Bahar hâl; içinde yaşanılan zaman.
Kış; insan için, dün gibi.
Yaz ise, yarın.
Ya Sonbahar, sanki Arafat!
X
Dün hükmünde olan Kış'ın; bütün tohumlar toprak altındaydı. Hepsi potansiyel birer istidat ve kabiliyetle yüklüydüler.
Bu onların hâl diliydi. Ve hâl diliyle istekleri vardı Yaratandan.
Bu zaman ve zeminde yani Kış'ta, yani dün; fıtrî / yaratılıştan gelen bir ihtiyaç içindeydiler.
Yaratılışları gereği bir ihtiyaç içinde; içinde bulundukları hâlden kurtulmak, çıkmak ve gelişmek iştiyak ve isteği ile yanıp tutuşuyorlardı.
Dündeki bu dinmez arzu; bugün yani Bahar'da, gerçekleşmeye yüz tutacak, tohumlar bulundukları toprakta veya yerde çatlayacak. Kendini saran, özünü koruyan surlarda bir gedik açacak, için için gayb / perde ve görünmezlik arkasında, gittikçe yüzeye doğru / dışarıya / gün ışığı cihetinde yol alacak, yükselecek; bugün yani Bahar'da topraktan fışkıracak; bulunduğu yerden başka bir atmosfere doğacak, taşacak ve “Oh be dünya varmış.” diyerek geniş, uçsuz bucaksız bir âleme doğacaklardı ve doğdular. Baş gösterdiler. Âdeta nefes aldılar.
X
Bazı tohumlar, ana rahimlerindeydiler dün, yâni Kış'ın; bugün ise yâni Bahar'da doğdular. Dünyaya geldiler. Yeryüzüne adım attılar.
Yarına ulaşmak için, bugünden, âyân-beyân / açık-seçik bir şekilde yol almaya başladılar.
Yeryüzü ordugâhında, her biri seçkin yerini alarak resmigeçite hazırlandılar.

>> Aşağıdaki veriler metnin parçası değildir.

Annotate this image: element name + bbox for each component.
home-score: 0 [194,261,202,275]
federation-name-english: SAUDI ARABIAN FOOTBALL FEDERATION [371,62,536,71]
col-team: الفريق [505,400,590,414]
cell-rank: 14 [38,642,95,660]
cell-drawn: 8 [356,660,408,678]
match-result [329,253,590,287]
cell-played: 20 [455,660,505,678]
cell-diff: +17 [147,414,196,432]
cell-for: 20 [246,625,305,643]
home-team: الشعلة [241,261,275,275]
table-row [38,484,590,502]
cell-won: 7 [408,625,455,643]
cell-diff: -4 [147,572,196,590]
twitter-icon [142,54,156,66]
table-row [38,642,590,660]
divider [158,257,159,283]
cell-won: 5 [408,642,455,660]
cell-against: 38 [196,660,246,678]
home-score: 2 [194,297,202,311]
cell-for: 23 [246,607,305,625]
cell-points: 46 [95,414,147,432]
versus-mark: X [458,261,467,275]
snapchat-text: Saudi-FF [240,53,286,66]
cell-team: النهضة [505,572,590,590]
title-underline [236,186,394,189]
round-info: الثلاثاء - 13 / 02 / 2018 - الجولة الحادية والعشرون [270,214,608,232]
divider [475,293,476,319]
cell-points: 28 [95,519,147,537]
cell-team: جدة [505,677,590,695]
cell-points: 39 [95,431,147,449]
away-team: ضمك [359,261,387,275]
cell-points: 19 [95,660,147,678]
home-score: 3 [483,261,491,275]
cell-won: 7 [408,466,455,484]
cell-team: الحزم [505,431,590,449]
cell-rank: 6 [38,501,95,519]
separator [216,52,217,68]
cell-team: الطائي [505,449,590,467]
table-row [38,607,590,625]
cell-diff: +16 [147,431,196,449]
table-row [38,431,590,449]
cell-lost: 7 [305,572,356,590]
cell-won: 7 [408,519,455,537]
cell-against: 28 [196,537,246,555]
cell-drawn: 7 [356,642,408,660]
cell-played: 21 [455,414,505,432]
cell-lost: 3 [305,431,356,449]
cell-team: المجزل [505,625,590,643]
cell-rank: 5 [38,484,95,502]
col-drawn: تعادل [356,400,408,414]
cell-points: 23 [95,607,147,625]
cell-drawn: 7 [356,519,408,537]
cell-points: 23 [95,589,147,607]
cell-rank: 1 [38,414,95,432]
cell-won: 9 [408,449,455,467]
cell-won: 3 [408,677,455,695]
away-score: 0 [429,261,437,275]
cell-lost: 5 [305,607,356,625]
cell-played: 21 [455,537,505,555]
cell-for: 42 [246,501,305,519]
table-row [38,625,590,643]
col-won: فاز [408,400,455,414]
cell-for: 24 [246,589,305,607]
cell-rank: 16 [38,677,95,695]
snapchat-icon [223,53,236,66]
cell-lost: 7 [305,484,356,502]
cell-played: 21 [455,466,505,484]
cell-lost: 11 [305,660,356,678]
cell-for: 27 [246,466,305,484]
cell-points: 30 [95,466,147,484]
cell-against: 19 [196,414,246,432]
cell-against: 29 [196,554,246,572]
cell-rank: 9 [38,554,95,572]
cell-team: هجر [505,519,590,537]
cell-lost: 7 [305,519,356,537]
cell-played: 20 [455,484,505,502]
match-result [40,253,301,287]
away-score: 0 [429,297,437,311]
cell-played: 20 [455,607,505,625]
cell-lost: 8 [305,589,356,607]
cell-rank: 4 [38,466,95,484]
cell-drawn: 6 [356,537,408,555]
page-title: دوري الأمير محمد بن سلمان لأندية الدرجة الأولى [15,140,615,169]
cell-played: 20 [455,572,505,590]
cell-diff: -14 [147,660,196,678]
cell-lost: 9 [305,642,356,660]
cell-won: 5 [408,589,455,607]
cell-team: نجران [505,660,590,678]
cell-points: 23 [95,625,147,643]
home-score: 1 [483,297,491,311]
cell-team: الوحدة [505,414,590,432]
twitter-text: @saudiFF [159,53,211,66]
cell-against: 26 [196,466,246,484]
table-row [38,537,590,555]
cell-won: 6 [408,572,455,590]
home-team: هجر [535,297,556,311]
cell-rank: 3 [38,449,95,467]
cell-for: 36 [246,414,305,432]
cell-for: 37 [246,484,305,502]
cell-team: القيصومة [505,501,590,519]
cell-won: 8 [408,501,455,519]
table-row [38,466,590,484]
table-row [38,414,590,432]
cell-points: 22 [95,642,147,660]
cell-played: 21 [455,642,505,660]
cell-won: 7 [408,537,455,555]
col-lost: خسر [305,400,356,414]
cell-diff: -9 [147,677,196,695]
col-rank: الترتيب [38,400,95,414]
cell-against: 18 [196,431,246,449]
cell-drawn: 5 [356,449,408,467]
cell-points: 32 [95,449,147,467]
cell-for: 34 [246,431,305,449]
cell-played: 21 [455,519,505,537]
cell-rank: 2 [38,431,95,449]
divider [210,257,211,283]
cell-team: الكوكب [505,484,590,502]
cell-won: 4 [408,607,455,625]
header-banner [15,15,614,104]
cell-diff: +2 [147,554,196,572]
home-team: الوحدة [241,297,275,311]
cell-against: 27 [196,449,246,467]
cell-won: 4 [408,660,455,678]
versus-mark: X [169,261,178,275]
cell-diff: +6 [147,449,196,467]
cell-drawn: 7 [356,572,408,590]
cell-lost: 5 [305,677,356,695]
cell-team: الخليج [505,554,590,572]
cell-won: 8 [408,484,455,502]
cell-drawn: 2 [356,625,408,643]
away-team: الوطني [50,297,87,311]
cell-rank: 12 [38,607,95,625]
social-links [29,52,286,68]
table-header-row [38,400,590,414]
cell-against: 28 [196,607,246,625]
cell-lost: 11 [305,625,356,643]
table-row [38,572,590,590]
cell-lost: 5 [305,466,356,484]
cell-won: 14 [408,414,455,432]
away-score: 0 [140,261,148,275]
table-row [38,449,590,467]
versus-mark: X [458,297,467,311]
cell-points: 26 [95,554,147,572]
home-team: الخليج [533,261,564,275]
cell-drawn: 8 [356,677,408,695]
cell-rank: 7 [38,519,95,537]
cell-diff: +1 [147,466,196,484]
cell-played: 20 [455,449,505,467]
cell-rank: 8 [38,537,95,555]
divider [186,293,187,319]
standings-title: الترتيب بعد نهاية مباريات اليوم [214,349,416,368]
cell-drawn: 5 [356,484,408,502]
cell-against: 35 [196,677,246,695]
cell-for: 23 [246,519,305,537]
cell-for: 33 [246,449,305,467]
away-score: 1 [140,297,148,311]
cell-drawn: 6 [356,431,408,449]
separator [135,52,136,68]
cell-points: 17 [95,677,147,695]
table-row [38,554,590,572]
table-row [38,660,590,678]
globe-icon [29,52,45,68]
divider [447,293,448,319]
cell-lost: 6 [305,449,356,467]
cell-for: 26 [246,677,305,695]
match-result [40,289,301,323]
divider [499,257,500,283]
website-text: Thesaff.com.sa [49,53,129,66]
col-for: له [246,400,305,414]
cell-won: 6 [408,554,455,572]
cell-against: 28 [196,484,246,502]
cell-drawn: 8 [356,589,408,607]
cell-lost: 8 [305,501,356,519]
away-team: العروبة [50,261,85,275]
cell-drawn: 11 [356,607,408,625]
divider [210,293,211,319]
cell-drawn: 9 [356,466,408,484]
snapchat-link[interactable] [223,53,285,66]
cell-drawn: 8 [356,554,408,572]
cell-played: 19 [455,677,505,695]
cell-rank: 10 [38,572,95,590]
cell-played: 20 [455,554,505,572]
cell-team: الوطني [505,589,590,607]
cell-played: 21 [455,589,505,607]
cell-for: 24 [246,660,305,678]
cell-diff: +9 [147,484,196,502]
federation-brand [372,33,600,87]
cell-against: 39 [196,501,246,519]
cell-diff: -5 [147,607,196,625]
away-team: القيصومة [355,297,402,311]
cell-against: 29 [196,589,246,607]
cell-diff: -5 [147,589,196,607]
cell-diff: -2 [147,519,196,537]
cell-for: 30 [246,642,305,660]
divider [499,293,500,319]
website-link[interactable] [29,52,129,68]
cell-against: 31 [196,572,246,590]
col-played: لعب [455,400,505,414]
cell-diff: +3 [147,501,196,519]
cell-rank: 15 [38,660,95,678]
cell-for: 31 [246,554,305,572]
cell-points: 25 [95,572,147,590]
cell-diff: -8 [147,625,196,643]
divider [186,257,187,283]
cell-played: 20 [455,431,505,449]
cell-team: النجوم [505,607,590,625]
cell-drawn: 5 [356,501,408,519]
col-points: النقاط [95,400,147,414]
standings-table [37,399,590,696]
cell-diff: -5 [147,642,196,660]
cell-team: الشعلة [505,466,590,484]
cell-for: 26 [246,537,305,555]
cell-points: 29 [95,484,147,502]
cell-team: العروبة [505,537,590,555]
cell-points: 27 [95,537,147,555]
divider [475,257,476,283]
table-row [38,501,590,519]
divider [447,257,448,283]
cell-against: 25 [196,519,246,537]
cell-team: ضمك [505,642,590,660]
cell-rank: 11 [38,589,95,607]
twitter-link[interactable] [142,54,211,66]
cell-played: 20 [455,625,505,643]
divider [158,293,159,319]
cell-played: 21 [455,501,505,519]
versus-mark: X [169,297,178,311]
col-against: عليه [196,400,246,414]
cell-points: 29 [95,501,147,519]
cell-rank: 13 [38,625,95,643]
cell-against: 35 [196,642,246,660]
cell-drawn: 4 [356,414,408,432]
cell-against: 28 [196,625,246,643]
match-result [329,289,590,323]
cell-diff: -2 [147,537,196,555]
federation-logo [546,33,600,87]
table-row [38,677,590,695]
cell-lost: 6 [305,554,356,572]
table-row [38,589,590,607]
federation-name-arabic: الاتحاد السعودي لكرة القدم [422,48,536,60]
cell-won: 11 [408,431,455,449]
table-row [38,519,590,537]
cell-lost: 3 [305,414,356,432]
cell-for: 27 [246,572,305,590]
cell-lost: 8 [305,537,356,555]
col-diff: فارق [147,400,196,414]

Yarına ulaşmak üzere yürüyüşe geçtiler.
Yarın yani Yaz'ın olgun ve erişkin olarak menzil-i maksutlarına / istenen noktaya ulaşmış olacaklar.

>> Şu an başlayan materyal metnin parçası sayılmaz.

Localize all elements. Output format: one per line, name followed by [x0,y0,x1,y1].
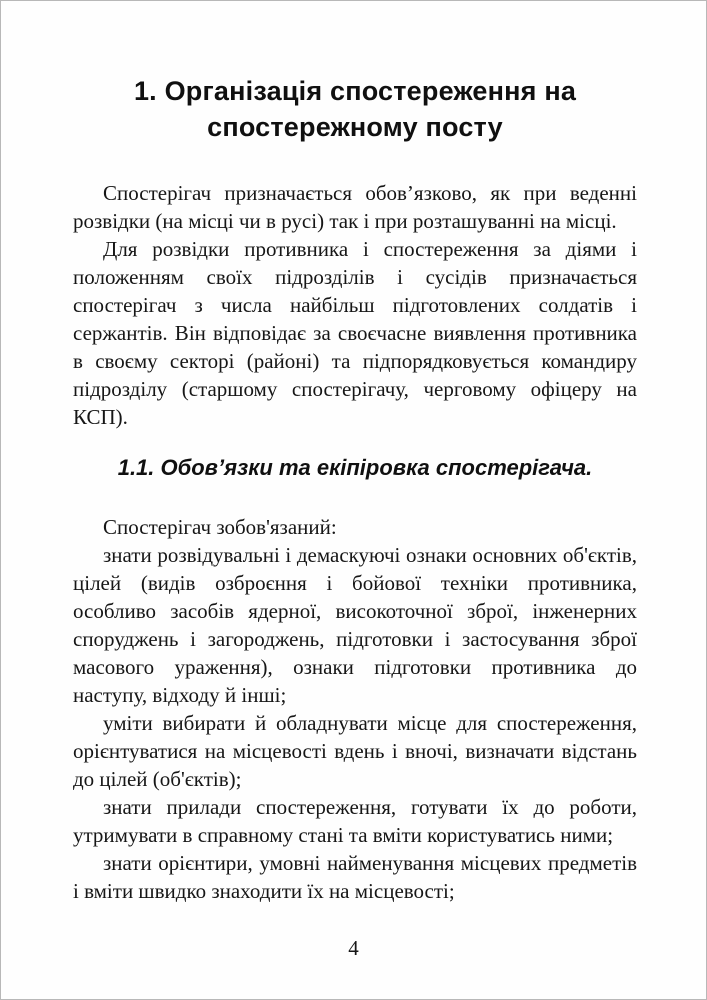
chapter-title-line-2: спостережному посту [207,112,503,142]
section-heading: 1.1. Обов’язки та екіпіровка спостерігача. [117,455,593,480]
page-number: 4 [348,936,359,960]
duty-item-1: знати розвідувальні і демаскуючі ознаки основних об'єктів, цілей (видів озброєння і бойової техніки противника, особливо засобів ядерної, високоточної зброї, інженерних споруджень і загороджень, підготовки і застосування зброї масового ураження), ознаки підготовки противника до наступу, відходу й інші; [73,543,637,707]
chapter-title [73,73,637,145]
page-content [1,1,706,905]
paragraph-1: Спостерігач призначається обов’язково, як при веденні розвідки (на місці чи в русі) так і при розташуванні на місці. [73,181,637,233]
paragraph-2: Для розвідки противника і спостереження за діями і положенням своїх підрозділів і сусідів призначається спостерігач з числа найбільш підготовлених солдатів і сержантів. Він відповідає за своєчасне виявлення противника в своєму секторі (районі) та підпорядковується командиру підрозділу (старшому спостерігачу, черговому офіцеру на КСП). [73,237,637,429]
chapter-title-line-1: 1. Організація спостереження на [133,76,577,106]
duty-item-2: уміти вибирати й обладнувати місце для спостереження, орієнтуватися на місцевості вдень і вночі, визначати відстань до цілей (об'єктів); [73,711,637,791]
duty-item-4: знати орієнтири, умовні найменування місцевих предметів і вміти швидко знаходити їх на місцевості; [73,851,637,903]
duties-intro: Спостерігач зобов'язаний: [103,515,337,539]
duty-item-3: знати прилади спостереження, готувати їх до роботи, утримувати в справному стані та вміти користуватись ними; [73,795,637,847]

Öbür gün yani Sonbahar'da ise elenecek, silkinecek, özleri değerlendirilip, ârizî / geçici ağırlıklarından kurtularak; tekrar ağırlanacakları Kış'a / düne emanet edilecekler. Ta yeniden doğuşa kadar.
X
Dünkü / Kış'taki ıztırar / zaruret / zorunlu oluş dili; dünden çıkışın zaruretini ortaya koyuyor.
Bugüne geçişin / Bahar'a çıkışın, Bahar'da gün görüşün bekleyişi içinde olduğunu söylüyor. Güne doğacağını müjdeliyor.
Günde de kalmıyarak yarına doğru, yoluna devam edeceğini hatırlatıyor.
Kış'tan Bahar'a, Bahar'dan Yaz'a ve Yaz'dan Sonbahar'a geçeceğini hâl diliyle haykırıp duruyor.
X
Bu hâl dili, onlar için birer duadır. Birer istekdir. Birer çağrıdır Yaratanlarına.
Bu kadar çağrıya kulak tıkamak ise -mecbur olmadığı hâlde- Yüce Yaratıcı'nın kendisine yakıştırmıyacağı bir hareket olduğu için, hepsinin isteğini ale'r-re's ve'l-ayn / baş göz üstüne deyip hep kabul etmiş, ediyor ve edecek.
X
Zaten azîz okur! Bilelim ki, isteyen de O. İsteten de O. Yerine getiren de O.
Zaten her şey O'ndan geliyor. O'na gidiyor. O'nun isimlerinin tecellîsinden / görünür olmasından / Yûnus vâri “Ete kemiğe büründüm.Yûnus diye göründüm.” demesinden başka ne ki. O'nun isimlerinin görüntüsünden farklı bir husus mu ki, bunu anlamakta zorlanalım, fehmetmekte güçlük çekelim. Velhasıl:
Görünen, O'ndan başka bir şey, var mı ki acep kâinatta?